Der Diener gehorchte. Während seiner Abwesenheit dauerten das Schießen und Glockengeläute fort und steigerte Seymours Ungeduld, die Neuigkeiten zu erfahren. Nach einer Weile kam Ugo wieder und man sah es ihm an, dass er Mitteilungen von der allergrößten Wichtigkeit zu machen habe.

»Der Lordprotektor,« sprach er, »hat auf den Gefilden bei Pinkey, nahe bei Musselburgh, einen großen Sieg über die Schotten gewonnen. Vierzehntausend sind gefallen und fünfzehnhundert gefangen, darunter der Graf von Huntley und viele Edelleute. Der Protektor ist Herr von Edinburgh, das Schloss ausgenommen, welches sich nicht lange halten kann.« »Meines Bruders Stern ist im Steigen begriffen«, sagte der Admiral finster.

»Es heißt«, fuhr Ugo fort, »dass Seine Hoheit sofort nach London zurückkehren und dem Grafen von Warwick den Oberbefehl überlassen werde.«

»Was mag ihn so schleunig zurückführen?«

»Es ist möglich, dass er einige Kunde über Eurer Lordschaft Tun erhalten und deshalb seine Anwesenheit hier für nötig hält«, sprach Ugo.

»Es könnte sein«, entgegnete Seymour nachdenklich.

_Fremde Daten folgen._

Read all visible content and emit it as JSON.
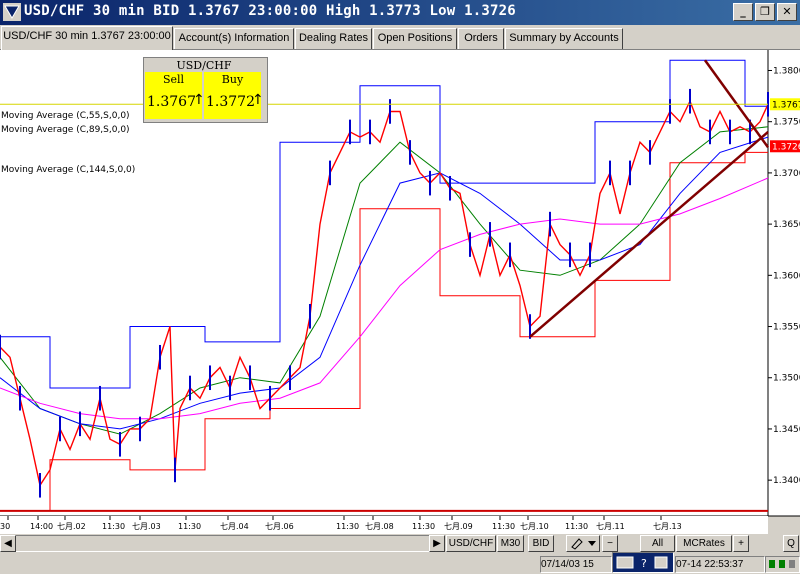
{
  "window": {
    "title": "USD/CHF 30 min BID 1.3767 23:00:00 High 1.3773 Low 1.3726",
    "buttons": {
      "minimize": "_",
      "maximize": "❐",
      "close": "✕"
    }
  },
  "tabs": [
    {
      "label": "USD/CHF 30 min 1.3767 23:00:00",
      "active": true
    },
    {
      "label": "Account(s) Information"
    },
    {
      "label": "Dealing Rates"
    },
    {
      "label": "Open Positions"
    },
    {
      "label": "Orders"
    },
    {
      "label": "Summary by Accounts"
    }
  ],
  "quote": {
    "symbol": "USD/CHF",
    "sell_label": "Sell",
    "sell_value": "1.3767",
    "buy_label": "Buy",
    "buy_value": "1.3772",
    "sell_arrow": "↑",
    "buy_arrow": "↑",
    "highlight_color": "#ffff00"
  },
  "indicators": [
    {
      "label": "Moving Average (C,55,S,0,0)",
      "color": "#008000"
    },
    {
      "label": "Moving Average (C,89,S,0,0)",
      "color": "#0000ff"
    },
    {
      "label": "Moving Average (C,144,S,0,0)",
      "color": "#ff00ff"
    }
  ],
  "price_axis": {
    "ticks": [
      "1.3800",
      "1.3750",
      "1.3700",
      "1.3650",
      "1.3600",
      "1.3550",
      "1.3500",
      "1.3450",
      "1.3400"
    ],
    "current_bid": "1.3767",
    "current_low": "1.3726",
    "bid_color": "#ffff00",
    "low_color": "#ff0000"
  },
  "time_axis": {
    "labels": [
      "30",
      "14:00",
      "七月.02",
      "11:30",
      "七月.03",
      "11:30",
      "七月.04",
      "七月.06",
      "11:30",
      "七月.08",
      "11:30",
      "七月.09",
      "11:30",
      "七月.10",
      "11:30",
      "七月.11",
      "七月.13"
    ]
  },
  "chart_data": {
    "type": "line",
    "symbol": "USD/CHF",
    "timeframe": "30 min",
    "ylim": [
      1.3365,
      1.382
    ],
    "series": [
      {
        "name": "USD/CHF",
        "color": "#ff0000",
        "x": [
          0,
          10,
          20,
          30,
          40,
          50,
          60,
          70,
          80,
          90,
          100,
          110,
          120,
          130,
          140,
          150,
          160,
          170,
          175,
          180,
          190,
          200,
          210,
          220,
          230,
          240,
          250,
          260,
          270,
          280,
          290,
          300,
          310,
          320,
          330,
          340,
          350,
          360,
          370,
          380,
          390,
          400,
          410,
          420,
          430,
          440,
          450,
          460,
          470,
          480,
          490,
          500,
          510,
          520,
          530,
          540,
          550,
          560,
          570,
          580,
          590,
          600,
          610,
          620,
          630,
          640,
          650,
          660,
          670,
          680,
          690,
          700,
          710,
          720,
          730,
          740,
          750,
          760,
          768
        ],
        "y": [
          1.353,
          1.352,
          1.348,
          1.344,
          1.3395,
          1.341,
          1.345,
          1.343,
          1.3455,
          1.344,
          1.348,
          1.344,
          1.3435,
          1.345,
          1.345,
          1.346,
          1.352,
          1.355,
          1.341,
          1.347,
          1.349,
          1.348,
          1.35,
          1.351,
          1.349,
          1.352,
          1.35,
          1.347,
          1.348,
          1.349,
          1.35,
          1.351,
          1.356,
          1.365,
          1.37,
          1.372,
          1.374,
          1.3735,
          1.374,
          1.373,
          1.376,
          1.376,
          1.372,
          1.37,
          1.369,
          1.37,
          1.3685,
          1.368,
          1.363,
          1.36,
          1.364,
          1.36,
          1.362,
          1.359,
          1.355,
          1.356,
          1.365,
          1.363,
          1.362,
          1.36,
          1.362,
          1.368,
          1.37,
          1.366,
          1.37,
          1.373,
          1.372,
          1.374,
          1.376,
          1.375,
          1.377,
          1.3745,
          1.374,
          1.376,
          1.374,
          1.3745,
          1.374,
          1.375,
          1.3767
        ]
      },
      {
        "name": "MA55",
        "color": "#008000",
        "x": [
          0,
          40,
          80,
          120,
          160,
          200,
          240,
          280,
          320,
          360,
          400,
          440,
          480,
          520,
          560,
          600,
          640,
          680,
          720,
          768
        ],
        "y": [
          1.352,
          1.347,
          1.3455,
          1.3445,
          1.3465,
          1.349,
          1.35,
          1.3495,
          1.356,
          1.369,
          1.373,
          1.37,
          1.365,
          1.3605,
          1.36,
          1.3615,
          1.365,
          1.371,
          1.374,
          1.3745
        ]
      },
      {
        "name": "MA89",
        "color": "#0000ff",
        "x": [
          0,
          40,
          80,
          120,
          160,
          200,
          240,
          280,
          320,
          360,
          400,
          440,
          480,
          520,
          560,
          600,
          640,
          680,
          720,
          768
        ],
        "y": [
          1.35,
          1.347,
          1.3455,
          1.345,
          1.346,
          1.3475,
          1.3485,
          1.349,
          1.352,
          1.361,
          1.369,
          1.37,
          1.368,
          1.365,
          1.3615,
          1.3615,
          1.363,
          1.368,
          1.372,
          1.3735
        ]
      },
      {
        "name": "MA144",
        "color": "#ff00ff",
        "x": [
          0,
          40,
          80,
          120,
          160,
          200,
          240,
          280,
          320,
          360,
          400,
          440,
          480,
          520,
          560,
          600,
          640,
          680,
          720,
          768
        ],
        "y": [
          1.349,
          1.3475,
          1.3465,
          1.346,
          1.346,
          1.3465,
          1.3475,
          1.348,
          1.3495,
          1.354,
          1.359,
          1.3625,
          1.364,
          1.365,
          1.3655,
          1.365,
          1.365,
          1.366,
          1.3675,
          1.3695
        ]
      },
      {
        "name": "red step",
        "color": "#ff0000",
        "x": [
          0,
          50,
          50,
          130,
          130,
          205,
          205,
          270,
          270,
          285,
          285,
          360,
          360,
          440,
          440,
          520,
          520,
          595,
          595,
          670,
          670,
          745,
          745,
          768
        ],
        "y": [
          1.337,
          1.337,
          1.342,
          1.342,
          1.341,
          1.341,
          1.346,
          1.346,
          1.347,
          1.347,
          1.347,
          1.347,
          1.3665,
          1.3665,
          1.358,
          1.358,
          1.354,
          1.354,
          1.3595,
          1.3595,
          1.371,
          1.371,
          1.372,
          1.372
        ]
      },
      {
        "name": "blue step",
        "color": "#0000ff",
        "x": [
          0,
          50,
          50,
          130,
          130,
          205,
          205,
          280,
          280,
          360,
          360,
          440,
          440,
          520,
          520,
          595,
          595,
          670,
          670,
          745,
          745,
          768
        ],
        "y": [
          1.354,
          1.354,
          1.349,
          1.349,
          1.355,
          1.355,
          1.3535,
          1.3535,
          1.373,
          1.373,
          1.3785,
          1.3785,
          1.369,
          1.369,
          1.369,
          1.369,
          1.375,
          1.375,
          1.381,
          1.381,
          1.3765,
          1.3765
        ]
      }
    ],
    "trendlines": [
      {
        "color": "#800000",
        "x": [
          530,
          768
        ],
        "y": [
          1.354,
          1.374
        ]
      },
      {
        "color": "#800000",
        "x": [
          705,
          768
        ],
        "y": [
          1.381,
          1.3725
        ]
      }
    ],
    "grid": false
  },
  "statusbar": {
    "symbol_btn": "USD/CHF",
    "period_btn": "M30",
    "mode_btn": "BID",
    "all_btn": "All",
    "rates_btn": "MCRates",
    "q_btn": "Q",
    "left_date": "07/14/03 15",
    "right_datetime": "07-14 22:53:37"
  }
}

»Auf jeden Fall muss das Unternehmen auf eine gelegenere Zeit verschoben werden. Wenn er mit Ruhm bedeckt heimkehrt, so ist das nicht der Moment, ihm den Rang streitig zu machen.«

»Wenn er geschlagen worden wäre, so würde Eure Hoheit mehr Chancen haben«, bemerkte Ugo. »Eine Zeit lang wird das ganze Land von seinen Triumphen widerhallen und jedermann wird seinen Namen preisen. Der Lordmayor und die Bürger werden ihn ohne Zweifel glänzend empfangen. Eure Lordschaft tut wohl, Eure Zeit abzuwarten.«

»Wenn seine Popularität im Abnehmen ist, soll der Streich geführt werden«, sprach Seymour, »aber jetzt muss ich zum Palast, um dem König zum Sieg von Pinkey Glück zu wünschen.«

Draußen fand er die ganze Bevölkerung auf den Beinen. Laut äußerte sich die Freude, und seines Bruders Name war auf jedermanns Lippen.